Everyone relished the tender crustations, and the heads as well. There were no losers. I liked them all, but preferred the pink if I was pushed to make a decision. Mimi Sheraton, famed food writer for the New York Times, preferred the white. And so it went around the tables. No one shrimp was the most popular shrimp. But our hosts had made their point. Shrimp differ, and can be better with their heads on, that little added sweetness and juiciness adding to the experience.
In my early life, shrimp and fish had come headless. Then questions arose – Why are crawfish heads sucked and relished but shrimp not? Why does lobster get served with the head on and not shrimp? Why did you get shrimp head on in Mexico but not in the U.S.? Why do Europeans serve their crayfish with the heads on?
Turns out there is no reason at all except our customs. (Dr. Duke Hagerty adamantly insists he always eats the whole shrimp, head, shell and all. I’ve seen him do it. And not just the tiny creek shrimp, either. He’s been doing it all his life, he says.)
Chef Waggoner told us the shrimp were “poached in butter.” Not sautéed. (Although he does sauté them on occasion as well.) Where have I been that I didn’t know people poached shrimp swimming in butter, cooking them over low heat or in the oven? What else didn’t I know about cooking shrimp? (A modest disclaimer – I wrote the shrimp section of the South Carolina Encyclopedia spending a lot of time reading up and on the phone with a wonderful scientist from Clemson. I’m always finding out more that I don’t know.) I never thought about people cooking shrimp in milk, or coconut milk, either.
Waggoner finished up by telling how he made shrimp stock. Another shock. On occasion I have browned fish bones to make brown fish stocks and sauces, as well as lobster shells for lobster bisque. But I have always made a “white” shrimp stock. That is, a stock made from just the shell and the heads cooked in water or perhaps water and wine. (It looks pale pink.)
Not Chef Waggoner, who has a cookbook coming out shortly.
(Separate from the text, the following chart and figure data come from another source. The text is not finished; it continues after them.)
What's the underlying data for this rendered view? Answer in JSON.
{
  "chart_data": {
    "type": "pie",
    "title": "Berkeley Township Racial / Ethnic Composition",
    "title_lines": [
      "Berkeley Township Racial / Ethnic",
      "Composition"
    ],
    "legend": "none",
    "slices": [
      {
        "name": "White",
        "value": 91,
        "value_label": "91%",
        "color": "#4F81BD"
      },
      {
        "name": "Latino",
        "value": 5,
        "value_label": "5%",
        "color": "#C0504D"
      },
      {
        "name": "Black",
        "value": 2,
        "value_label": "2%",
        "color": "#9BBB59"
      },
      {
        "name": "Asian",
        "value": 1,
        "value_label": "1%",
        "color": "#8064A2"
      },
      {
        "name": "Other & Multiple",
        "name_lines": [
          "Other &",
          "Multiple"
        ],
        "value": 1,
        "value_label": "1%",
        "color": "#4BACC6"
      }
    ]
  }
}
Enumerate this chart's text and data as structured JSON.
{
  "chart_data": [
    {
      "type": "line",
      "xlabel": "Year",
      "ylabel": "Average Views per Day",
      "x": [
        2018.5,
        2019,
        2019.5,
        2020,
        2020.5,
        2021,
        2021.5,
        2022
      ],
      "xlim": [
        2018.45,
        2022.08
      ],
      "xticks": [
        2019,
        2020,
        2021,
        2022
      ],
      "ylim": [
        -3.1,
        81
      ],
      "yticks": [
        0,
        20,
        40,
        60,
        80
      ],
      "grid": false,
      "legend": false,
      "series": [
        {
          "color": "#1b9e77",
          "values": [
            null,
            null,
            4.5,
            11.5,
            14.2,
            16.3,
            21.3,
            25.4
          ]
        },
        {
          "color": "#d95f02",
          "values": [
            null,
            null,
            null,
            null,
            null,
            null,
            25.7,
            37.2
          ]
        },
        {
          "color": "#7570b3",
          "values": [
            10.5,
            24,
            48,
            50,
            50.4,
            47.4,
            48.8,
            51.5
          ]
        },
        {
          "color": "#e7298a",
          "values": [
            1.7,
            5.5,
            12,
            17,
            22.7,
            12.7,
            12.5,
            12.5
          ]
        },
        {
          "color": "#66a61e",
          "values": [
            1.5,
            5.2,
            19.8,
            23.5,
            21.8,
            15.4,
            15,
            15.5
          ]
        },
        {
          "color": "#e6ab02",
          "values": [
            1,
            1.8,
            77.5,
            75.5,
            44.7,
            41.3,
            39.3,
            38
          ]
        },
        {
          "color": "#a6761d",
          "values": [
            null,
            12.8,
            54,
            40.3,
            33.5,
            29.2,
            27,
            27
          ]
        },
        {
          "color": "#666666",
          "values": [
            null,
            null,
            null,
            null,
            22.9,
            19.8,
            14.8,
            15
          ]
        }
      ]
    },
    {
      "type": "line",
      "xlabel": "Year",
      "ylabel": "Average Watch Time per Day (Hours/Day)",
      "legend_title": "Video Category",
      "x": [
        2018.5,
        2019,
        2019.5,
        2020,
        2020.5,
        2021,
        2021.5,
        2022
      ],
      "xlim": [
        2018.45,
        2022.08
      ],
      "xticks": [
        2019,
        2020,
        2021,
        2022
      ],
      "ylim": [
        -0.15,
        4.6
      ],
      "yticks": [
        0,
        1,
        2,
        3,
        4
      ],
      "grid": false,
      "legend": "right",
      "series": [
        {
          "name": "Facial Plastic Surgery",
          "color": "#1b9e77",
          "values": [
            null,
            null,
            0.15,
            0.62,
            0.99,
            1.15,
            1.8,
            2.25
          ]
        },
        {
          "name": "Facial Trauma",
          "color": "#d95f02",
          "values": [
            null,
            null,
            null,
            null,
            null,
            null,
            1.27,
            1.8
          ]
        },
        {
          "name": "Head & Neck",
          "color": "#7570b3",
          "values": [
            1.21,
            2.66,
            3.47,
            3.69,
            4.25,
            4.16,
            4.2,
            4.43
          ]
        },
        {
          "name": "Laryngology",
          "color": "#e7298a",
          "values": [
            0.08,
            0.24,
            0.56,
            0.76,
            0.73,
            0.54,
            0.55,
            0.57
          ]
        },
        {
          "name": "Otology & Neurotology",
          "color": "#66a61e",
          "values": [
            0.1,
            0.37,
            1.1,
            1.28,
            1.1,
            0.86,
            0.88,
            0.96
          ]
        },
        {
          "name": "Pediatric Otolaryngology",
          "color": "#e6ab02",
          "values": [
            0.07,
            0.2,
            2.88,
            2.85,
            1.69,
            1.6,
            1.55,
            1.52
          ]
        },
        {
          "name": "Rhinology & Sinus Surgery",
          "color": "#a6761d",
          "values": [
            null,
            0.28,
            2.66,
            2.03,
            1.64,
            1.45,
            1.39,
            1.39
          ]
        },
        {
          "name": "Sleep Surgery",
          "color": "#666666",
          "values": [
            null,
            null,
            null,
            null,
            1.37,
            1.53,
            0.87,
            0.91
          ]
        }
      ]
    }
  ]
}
He sautés or “browns” (they turn rosy pink) the shrimp heads and shells in a pan on the burner or in the oven, then adds liquid to continue cooking to make a stock. Strained, it has the richness of bisque when he is finished, having added bits of browned vegetables to add more flavor. His way was much better than my old way. Shrimp stock is frozen easily.
This week, I’ve tried flavoring water (with or without a splash of wine or lemon juice) infused with lemon grass, ginger and kafir lime leaves, cooking them together for half an hour or so. After straining and cooling, I added uncooked shrimp, marinating it (refrigerated and covered) for as long as I had time. The resulting shrimp, poached later either in the same water or removed and sautéed or “poached” in butter flavored with the same ingredients, had delicate but definite infusions of those ingredients.
Finally, I tried cooking peeled and unpeeled shrimp in a deep pot of the water, to see the difference in cooking time, flavor and texture. The shrimp, which usually float to the top of the water when cooked, were much larger and tasty when peeled after cooking than the same size one added to the pot unpeeled. (See picture.) I always knew they were more moist, but had no idea I was sacrificing size as well. The peeled shrimp curled tightly, which meant it was overcooked, even though cooked in much less time. The unpeeled shrimp didn’t curl up.
When is shrimp cooked? Although the customary standard is to say it is done “when it turns pink”, small shrimp that turn pink and pink shrimp that are already pink can be overcooked if turning color is your guide. Instead, when the shell sections separate from the body, and the shrimp beginning to curl, its cook. Always undercook rather than overcook, when in doubt.